Bij de restauratie heeft architect H. van Heeswijk het gehele gebouw zoveel als mogelijk teruggebracht tot de vorm die bij de bouw bedoeld was, die van een middeleeuwse ziekenzaal. Het bijzondere metselwerk is ofwel origineel ofwel strikt naar het aanwezige lokale voorbeeld uitgevoerd. De nieuwbakken stenen zijn maar met moeite van de oude te onderscheiden. Dat de voorgevel nieuw is, valt de bezoeker nauwelijks op. Het plafond met zijn art-nouveau beschildering is dan wel nieuw bedacht, maar fraai is het zeker en goed passend in de sobere Cisterciënzer sfeer.

WARFFUM:

Vervolgens met de bus naar Warffum. Als eerste een bezoek aan het openluchtmuseum “Het Hoogeland”. In dit openluchtmuseum komt het verleden tot leven en kan men ontdekken hoe ruim honderd jaar geleden er op het platteland van Noord-Groningen werd gewoond en gewerkt. Door rond te kijken in de twintig “oude” woonkamers, slaapkamers en werkplaatsen, die met veel detail zijn ingericht, lijkt het alsof de oorspronkelijke bewoners even weg zijn.

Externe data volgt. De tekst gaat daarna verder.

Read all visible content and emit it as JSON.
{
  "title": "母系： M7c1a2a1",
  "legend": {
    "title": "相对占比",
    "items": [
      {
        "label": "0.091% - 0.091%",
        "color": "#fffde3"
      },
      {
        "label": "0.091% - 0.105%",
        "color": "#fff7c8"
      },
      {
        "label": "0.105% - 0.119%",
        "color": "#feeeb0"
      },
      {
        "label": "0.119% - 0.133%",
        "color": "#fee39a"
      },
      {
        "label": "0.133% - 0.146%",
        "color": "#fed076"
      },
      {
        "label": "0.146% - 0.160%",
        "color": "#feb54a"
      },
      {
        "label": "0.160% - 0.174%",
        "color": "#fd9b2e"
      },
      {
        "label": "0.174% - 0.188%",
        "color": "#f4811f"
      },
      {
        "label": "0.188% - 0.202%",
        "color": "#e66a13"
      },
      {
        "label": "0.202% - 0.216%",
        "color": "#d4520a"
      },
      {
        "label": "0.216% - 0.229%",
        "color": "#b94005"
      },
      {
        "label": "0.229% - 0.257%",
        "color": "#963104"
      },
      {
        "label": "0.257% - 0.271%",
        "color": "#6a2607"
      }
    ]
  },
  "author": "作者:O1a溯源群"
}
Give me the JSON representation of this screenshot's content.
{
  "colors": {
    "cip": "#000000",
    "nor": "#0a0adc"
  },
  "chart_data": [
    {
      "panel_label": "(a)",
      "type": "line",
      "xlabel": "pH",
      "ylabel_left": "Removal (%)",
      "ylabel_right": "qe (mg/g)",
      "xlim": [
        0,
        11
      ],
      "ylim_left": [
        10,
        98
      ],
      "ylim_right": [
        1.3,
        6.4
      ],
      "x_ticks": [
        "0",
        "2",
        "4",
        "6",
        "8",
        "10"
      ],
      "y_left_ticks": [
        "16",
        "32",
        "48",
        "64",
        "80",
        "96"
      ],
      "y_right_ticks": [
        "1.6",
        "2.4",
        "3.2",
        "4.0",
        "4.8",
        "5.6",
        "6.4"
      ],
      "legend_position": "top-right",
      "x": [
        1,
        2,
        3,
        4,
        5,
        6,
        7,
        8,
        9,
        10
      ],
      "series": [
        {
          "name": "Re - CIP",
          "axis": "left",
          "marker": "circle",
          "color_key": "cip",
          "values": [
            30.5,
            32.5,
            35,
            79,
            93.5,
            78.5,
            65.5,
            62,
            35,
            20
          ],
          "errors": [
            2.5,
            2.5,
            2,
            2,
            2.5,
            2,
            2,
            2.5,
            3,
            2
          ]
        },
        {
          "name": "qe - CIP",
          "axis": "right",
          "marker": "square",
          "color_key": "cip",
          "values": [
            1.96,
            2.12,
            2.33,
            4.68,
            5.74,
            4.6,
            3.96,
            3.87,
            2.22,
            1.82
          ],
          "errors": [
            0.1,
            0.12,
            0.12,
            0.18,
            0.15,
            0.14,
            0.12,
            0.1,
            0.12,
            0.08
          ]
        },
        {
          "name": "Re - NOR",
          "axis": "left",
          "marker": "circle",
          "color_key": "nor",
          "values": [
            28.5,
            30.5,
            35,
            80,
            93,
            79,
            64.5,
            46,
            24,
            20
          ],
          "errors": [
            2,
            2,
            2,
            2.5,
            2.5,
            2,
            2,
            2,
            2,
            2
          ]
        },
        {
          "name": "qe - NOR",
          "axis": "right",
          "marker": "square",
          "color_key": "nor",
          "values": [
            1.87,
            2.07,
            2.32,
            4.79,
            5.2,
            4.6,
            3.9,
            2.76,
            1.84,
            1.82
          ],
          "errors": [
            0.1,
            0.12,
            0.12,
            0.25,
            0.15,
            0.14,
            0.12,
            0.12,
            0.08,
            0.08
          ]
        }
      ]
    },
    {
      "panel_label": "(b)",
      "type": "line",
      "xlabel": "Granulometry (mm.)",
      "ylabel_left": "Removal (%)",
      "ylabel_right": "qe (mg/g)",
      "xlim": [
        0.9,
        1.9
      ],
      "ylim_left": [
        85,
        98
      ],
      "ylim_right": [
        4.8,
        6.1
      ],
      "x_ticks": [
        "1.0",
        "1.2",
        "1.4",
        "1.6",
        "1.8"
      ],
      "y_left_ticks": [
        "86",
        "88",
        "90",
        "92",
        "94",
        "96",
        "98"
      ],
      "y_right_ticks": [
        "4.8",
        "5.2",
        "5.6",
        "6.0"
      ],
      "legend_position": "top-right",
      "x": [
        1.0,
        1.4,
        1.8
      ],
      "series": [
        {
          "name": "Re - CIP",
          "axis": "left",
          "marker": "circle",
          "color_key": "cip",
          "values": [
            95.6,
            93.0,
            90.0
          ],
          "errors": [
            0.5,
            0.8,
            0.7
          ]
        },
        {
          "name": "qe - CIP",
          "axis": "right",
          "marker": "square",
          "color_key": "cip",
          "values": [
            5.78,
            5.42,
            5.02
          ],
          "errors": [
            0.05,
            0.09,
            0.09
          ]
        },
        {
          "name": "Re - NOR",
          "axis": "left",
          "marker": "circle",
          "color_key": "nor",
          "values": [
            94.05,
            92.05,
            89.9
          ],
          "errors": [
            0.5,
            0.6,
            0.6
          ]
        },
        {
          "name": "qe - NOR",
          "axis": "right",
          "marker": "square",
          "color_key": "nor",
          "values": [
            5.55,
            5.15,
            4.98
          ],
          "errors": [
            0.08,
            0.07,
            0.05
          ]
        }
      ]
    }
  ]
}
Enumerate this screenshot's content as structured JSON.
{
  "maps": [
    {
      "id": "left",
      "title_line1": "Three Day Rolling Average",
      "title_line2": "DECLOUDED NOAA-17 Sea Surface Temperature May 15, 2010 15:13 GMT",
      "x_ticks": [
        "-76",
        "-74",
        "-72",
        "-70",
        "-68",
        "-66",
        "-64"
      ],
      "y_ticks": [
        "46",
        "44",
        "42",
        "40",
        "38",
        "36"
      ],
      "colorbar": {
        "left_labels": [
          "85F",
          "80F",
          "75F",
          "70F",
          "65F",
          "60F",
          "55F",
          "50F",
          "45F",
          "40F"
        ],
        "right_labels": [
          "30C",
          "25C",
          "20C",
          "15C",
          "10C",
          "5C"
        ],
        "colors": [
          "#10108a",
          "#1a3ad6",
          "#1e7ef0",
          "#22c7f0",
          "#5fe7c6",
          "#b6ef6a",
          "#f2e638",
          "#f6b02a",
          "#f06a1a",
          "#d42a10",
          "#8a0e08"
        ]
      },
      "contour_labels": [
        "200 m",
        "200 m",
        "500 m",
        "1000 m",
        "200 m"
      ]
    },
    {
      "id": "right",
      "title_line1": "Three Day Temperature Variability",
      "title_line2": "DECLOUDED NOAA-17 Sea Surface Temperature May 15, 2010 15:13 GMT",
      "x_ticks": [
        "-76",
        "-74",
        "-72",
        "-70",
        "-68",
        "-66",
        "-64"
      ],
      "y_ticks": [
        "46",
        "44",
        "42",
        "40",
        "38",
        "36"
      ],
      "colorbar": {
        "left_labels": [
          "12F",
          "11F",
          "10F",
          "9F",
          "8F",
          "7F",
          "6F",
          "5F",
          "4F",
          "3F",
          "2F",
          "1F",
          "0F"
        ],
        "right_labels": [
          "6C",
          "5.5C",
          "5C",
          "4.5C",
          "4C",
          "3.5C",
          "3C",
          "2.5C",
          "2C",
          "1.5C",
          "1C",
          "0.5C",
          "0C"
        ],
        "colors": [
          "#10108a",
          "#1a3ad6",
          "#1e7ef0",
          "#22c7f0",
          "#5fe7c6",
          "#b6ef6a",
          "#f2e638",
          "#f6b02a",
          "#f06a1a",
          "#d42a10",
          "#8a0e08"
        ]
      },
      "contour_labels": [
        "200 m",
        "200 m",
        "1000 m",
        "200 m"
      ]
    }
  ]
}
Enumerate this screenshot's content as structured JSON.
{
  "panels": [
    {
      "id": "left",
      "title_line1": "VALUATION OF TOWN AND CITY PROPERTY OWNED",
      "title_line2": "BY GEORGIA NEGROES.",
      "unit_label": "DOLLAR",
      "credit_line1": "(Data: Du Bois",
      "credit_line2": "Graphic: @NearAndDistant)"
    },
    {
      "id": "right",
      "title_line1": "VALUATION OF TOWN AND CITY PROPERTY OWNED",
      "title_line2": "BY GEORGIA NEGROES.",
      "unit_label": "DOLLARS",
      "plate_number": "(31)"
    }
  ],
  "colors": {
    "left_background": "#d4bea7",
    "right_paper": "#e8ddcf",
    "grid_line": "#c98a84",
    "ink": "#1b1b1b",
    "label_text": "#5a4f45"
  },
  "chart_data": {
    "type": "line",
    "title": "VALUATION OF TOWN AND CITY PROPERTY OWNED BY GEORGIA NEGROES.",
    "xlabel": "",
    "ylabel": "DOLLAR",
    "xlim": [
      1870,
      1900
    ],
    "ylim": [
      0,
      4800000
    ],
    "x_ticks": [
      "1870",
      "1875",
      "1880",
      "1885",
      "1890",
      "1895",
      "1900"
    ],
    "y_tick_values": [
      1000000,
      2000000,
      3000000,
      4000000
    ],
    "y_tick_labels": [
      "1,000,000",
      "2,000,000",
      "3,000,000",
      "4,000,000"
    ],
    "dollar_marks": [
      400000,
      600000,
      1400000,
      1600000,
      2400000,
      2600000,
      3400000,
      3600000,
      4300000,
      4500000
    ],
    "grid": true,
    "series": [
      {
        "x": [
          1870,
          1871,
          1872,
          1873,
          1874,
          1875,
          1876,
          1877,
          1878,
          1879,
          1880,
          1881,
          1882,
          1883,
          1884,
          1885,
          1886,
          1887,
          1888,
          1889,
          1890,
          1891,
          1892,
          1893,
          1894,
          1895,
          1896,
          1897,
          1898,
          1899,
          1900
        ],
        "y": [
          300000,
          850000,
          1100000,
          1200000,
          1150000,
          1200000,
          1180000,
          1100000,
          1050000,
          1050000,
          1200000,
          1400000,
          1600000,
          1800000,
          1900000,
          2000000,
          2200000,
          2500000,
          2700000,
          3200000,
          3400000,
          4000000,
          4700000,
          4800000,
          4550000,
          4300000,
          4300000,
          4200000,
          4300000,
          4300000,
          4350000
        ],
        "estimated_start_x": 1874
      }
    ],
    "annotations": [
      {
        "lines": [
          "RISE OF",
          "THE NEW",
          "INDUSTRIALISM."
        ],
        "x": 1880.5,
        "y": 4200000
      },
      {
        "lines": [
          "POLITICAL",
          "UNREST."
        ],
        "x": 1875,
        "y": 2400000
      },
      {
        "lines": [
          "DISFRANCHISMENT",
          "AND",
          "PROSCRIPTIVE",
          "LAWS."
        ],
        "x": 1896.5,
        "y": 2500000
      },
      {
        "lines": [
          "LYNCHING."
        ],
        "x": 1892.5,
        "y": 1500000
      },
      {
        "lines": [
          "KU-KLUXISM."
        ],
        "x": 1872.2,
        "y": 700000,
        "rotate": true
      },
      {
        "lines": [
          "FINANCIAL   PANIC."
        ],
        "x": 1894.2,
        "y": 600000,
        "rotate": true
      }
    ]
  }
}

Hierna een bezoek aan het atelier van Trudy Beekman in Warffum. Te zien waren hier prachtige gedetailleerde tekeningen, leporello’s (gedrukte harmonicaboeken), manuscripten, eigen uitgaven, ansichtkaarten, schetsmaterialen en schetsboekjes. Ook liet Trudy ons haar prachtig aangelegde cottagetuin (tuin met informele vormen, waarvan de beplanting bestaat uit een mix van vaste planten, siergrassen, rozen en fruitbomen of struiken) zien.

UITHUIZEN, BORG MENKEMA:

Met de bus verder naar Uithuizen, naar de “Menkemaborg”, een burcht gebouwd in de 14e of begin 15e eeuw en gebouwd als verdedigingstoren en vluchtplaats, toen gebouwen van

(5)

steen nog een uitzondering waren. Waarschijnlijk werd het huis verwoest in 1400 en in 1614 weer opgebouwd. Vanaf die tijd deed het dienst als buitenhuis voor adellijke Groningse families, waarvan de familie Albeda de belangrijkste is. Sinds 1927 is de borg een museum en bijzonder vanwege de sfeer van een volledig ingericht en bewoond huis waarvan de bewoners even zijn weggeroepen. Het huidige gebouw stamt uit ca. 1700. De inrichting en aankleding dateren vooral uit de 17e en 18e eeuw. Veel koninklijk geel en keukengroen zijn in de vertrekken te vinden, waarvan één vertrek, met een bed en kamer geheel uitgevoerd in goudgeel zijdedamast uit China, diende als ontvangst- en slaapvertrek van heel belangrijke gasten, zoals Koning Willem III. Hetzelfde geel komt terug in combinatie met grasgroen in de plavuizen van de gezellige keuken en de kelder.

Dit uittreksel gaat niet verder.